Although the Web allows greater flexibility, its advantages hinge on the ability to make changes and updates in real time. SoftSim addresses such problems, Vinkemulder said.
The training package works by allowing a user to record every action taken while using a target software package. So a user can activate SoftSim and then enter the application for which the training materials were prepared, OutStart's Peter Clayman said during a demonstration of SoftSim at the company's offices.
SoftSim allows actions to be edited where necessary. For instance, if a user types the word frog, SoftSim initially records each letter as a separate action. When preparing the training materials for distribution, typing the word frog could be reduced to a single activity.
Audio and text can also be added to give extra instructions where needed, Clayman said. For instance, a voice-over could say something like, "At this point type, the word frog."
After the materials are completed, they can then be presented to workers in a variety of ways. Users can be walked through a "show-me" mode, where SoftSim shows them every step required to complete a specific task. The training package also offers a self-test mode that records user actions. When the user is finished, SoftSim tells the user if he made mistakes, and if so, what was done wrong. The self-test mode allows companies to set minimum proficiency requirements for workers and then have a built-in method for testing them.
Vinkemulder said Steelcase has 70 Web-based SAP courses that can be updated whenever needed.
That, said IDC analyst Michael Brennan, is one of the big selling points of SoftSim. Companies can take older training materials and update them as new versions of software are released. That way, if a program is only partially updated, old training materials don't have to be completely discarded but can be easily updated to reflect the changes.
Vinkemulder said he has some SAP materials that are in Revision 11, and he has been able to do away with all printed material, saving the company $30,000.
Vinkemulder said the SoftSim product allowed Steelcase to set up a help table for employees that can determine which of some 25,000 possible transactions a user is making and match that to a step in the training materials. So if someone in the call center is trying to help a client and gets stuck, he can call up the training materials in real time and get an answer.
"It doesn't solve world hunger ... but it saves us a lot of time and money," Vinkemulder said.

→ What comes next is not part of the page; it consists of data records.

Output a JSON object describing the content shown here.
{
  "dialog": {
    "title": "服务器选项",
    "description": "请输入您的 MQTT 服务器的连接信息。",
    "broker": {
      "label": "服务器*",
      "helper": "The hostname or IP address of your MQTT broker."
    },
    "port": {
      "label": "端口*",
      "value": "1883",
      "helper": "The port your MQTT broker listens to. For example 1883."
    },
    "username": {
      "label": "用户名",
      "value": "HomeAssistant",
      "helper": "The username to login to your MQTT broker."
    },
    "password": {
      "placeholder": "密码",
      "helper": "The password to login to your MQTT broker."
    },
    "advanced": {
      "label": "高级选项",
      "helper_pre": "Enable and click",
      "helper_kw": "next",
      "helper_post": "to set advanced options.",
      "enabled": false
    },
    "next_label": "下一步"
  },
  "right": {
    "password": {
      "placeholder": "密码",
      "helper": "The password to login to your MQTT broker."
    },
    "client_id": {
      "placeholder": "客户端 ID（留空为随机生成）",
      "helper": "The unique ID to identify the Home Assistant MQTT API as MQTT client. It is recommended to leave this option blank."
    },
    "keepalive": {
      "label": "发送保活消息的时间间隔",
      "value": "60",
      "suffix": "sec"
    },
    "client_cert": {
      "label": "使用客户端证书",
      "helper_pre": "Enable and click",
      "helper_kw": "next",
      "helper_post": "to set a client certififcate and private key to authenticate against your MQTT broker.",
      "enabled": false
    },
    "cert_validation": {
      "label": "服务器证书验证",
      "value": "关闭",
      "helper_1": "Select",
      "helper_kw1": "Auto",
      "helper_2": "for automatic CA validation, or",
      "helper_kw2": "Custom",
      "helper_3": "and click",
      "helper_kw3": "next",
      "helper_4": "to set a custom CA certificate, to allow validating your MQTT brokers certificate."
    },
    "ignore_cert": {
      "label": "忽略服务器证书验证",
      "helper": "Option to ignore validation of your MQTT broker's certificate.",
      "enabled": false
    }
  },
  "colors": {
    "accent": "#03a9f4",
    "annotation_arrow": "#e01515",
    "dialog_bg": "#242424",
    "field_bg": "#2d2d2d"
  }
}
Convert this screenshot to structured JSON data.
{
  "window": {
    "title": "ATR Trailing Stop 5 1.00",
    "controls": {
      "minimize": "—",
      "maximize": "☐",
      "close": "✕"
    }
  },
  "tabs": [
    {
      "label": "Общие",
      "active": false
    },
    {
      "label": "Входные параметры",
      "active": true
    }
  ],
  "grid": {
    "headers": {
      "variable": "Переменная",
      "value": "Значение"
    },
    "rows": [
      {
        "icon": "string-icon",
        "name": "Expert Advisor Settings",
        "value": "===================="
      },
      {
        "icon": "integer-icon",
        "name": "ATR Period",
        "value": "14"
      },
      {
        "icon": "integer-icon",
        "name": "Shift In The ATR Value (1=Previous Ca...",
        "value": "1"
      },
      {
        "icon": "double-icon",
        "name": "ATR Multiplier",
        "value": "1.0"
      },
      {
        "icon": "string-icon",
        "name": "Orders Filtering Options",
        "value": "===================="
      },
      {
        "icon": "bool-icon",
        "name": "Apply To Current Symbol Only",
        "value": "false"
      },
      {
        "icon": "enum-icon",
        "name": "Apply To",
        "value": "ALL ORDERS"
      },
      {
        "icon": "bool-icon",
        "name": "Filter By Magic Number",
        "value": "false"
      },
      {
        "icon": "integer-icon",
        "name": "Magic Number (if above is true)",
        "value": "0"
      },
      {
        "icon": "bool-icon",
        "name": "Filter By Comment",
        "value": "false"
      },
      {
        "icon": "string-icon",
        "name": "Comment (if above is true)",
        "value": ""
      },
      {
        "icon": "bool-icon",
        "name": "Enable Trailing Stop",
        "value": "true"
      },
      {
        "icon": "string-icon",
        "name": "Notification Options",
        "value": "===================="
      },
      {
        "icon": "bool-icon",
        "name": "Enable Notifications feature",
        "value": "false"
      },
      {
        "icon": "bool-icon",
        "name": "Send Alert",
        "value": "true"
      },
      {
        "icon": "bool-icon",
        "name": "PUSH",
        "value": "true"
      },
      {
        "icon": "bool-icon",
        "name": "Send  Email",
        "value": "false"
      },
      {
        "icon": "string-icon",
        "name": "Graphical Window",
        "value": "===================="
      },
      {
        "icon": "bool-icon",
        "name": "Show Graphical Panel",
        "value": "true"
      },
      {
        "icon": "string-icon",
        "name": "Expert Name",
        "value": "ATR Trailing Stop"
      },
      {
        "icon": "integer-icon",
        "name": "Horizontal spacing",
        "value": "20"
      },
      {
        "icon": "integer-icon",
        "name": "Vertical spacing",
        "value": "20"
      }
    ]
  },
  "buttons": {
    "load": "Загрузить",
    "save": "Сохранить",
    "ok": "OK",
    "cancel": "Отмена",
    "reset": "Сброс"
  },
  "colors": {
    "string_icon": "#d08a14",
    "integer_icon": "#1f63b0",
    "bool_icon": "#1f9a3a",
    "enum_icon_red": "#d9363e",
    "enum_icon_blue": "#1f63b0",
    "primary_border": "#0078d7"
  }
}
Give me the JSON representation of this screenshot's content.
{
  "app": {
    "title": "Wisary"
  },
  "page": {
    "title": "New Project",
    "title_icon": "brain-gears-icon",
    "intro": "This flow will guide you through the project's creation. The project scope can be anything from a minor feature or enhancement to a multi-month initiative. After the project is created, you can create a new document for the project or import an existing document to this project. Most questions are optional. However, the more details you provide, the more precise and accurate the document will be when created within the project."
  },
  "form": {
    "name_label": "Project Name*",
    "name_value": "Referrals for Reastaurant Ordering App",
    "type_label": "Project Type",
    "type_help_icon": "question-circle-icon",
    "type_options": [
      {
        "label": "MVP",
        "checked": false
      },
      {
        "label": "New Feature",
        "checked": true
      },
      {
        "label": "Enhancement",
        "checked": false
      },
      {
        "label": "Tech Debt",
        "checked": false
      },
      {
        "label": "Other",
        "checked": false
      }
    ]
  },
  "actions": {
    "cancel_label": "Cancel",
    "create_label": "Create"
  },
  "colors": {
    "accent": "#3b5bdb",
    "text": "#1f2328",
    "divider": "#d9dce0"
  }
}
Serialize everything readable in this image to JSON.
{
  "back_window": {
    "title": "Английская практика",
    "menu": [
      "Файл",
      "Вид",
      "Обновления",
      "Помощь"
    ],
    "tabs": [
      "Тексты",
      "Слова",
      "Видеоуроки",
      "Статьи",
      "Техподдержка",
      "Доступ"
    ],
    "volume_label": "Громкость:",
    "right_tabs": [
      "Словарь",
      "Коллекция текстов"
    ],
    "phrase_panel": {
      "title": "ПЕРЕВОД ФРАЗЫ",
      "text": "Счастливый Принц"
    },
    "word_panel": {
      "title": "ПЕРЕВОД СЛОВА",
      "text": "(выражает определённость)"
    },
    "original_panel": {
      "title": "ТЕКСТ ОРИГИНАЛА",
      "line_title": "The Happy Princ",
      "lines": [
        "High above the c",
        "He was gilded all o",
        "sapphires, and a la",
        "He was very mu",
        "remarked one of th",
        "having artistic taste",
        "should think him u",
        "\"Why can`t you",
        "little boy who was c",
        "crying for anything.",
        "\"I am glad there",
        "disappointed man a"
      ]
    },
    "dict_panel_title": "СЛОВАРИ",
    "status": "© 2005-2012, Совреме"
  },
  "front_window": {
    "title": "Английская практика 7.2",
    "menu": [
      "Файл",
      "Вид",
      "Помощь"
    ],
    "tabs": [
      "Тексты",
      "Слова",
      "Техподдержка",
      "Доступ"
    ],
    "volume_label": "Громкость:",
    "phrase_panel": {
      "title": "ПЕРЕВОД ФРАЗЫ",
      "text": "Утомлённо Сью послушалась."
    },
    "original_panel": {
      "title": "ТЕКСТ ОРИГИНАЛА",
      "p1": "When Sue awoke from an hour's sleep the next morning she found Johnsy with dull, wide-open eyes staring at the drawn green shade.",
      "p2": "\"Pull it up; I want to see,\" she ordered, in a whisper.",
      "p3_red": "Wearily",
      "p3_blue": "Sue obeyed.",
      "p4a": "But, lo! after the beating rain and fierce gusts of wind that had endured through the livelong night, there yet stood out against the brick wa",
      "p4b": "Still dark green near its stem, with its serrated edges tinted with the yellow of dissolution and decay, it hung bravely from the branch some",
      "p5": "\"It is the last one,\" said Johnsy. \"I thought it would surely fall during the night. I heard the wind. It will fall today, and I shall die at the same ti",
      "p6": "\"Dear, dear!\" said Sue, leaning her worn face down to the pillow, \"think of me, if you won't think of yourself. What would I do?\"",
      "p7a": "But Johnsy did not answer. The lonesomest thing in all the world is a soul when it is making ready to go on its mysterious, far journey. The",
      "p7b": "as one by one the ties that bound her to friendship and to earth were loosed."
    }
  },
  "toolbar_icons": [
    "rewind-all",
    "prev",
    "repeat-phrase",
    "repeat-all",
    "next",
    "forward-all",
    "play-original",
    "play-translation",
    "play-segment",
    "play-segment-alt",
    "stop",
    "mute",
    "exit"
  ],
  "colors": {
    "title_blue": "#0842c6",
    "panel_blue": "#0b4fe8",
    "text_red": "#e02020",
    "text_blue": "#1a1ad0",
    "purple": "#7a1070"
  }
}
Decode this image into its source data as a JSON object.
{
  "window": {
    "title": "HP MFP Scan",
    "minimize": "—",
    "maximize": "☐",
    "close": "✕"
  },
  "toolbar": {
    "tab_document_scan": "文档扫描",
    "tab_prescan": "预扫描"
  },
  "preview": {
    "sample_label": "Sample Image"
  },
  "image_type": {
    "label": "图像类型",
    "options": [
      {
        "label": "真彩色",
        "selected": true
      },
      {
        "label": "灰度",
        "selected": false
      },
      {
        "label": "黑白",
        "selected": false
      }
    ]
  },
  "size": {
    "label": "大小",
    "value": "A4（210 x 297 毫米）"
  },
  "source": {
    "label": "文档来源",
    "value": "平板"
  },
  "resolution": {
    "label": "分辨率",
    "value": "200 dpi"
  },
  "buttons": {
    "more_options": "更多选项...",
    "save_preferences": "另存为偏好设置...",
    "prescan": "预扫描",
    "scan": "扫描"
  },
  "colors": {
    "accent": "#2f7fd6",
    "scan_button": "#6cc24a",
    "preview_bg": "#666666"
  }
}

All in all, Brennan said that SoftSim is a good tool for creating reusable content and helping users learn how to use a software application themselves. He suggested that it would be a useful tool for organizations that see a lot of changes to applications, especially as a result of government regulation.
SoftSim costs $10,000 per developer. For a deeper level of customer support, there is an additional 18 percent maintenance charge.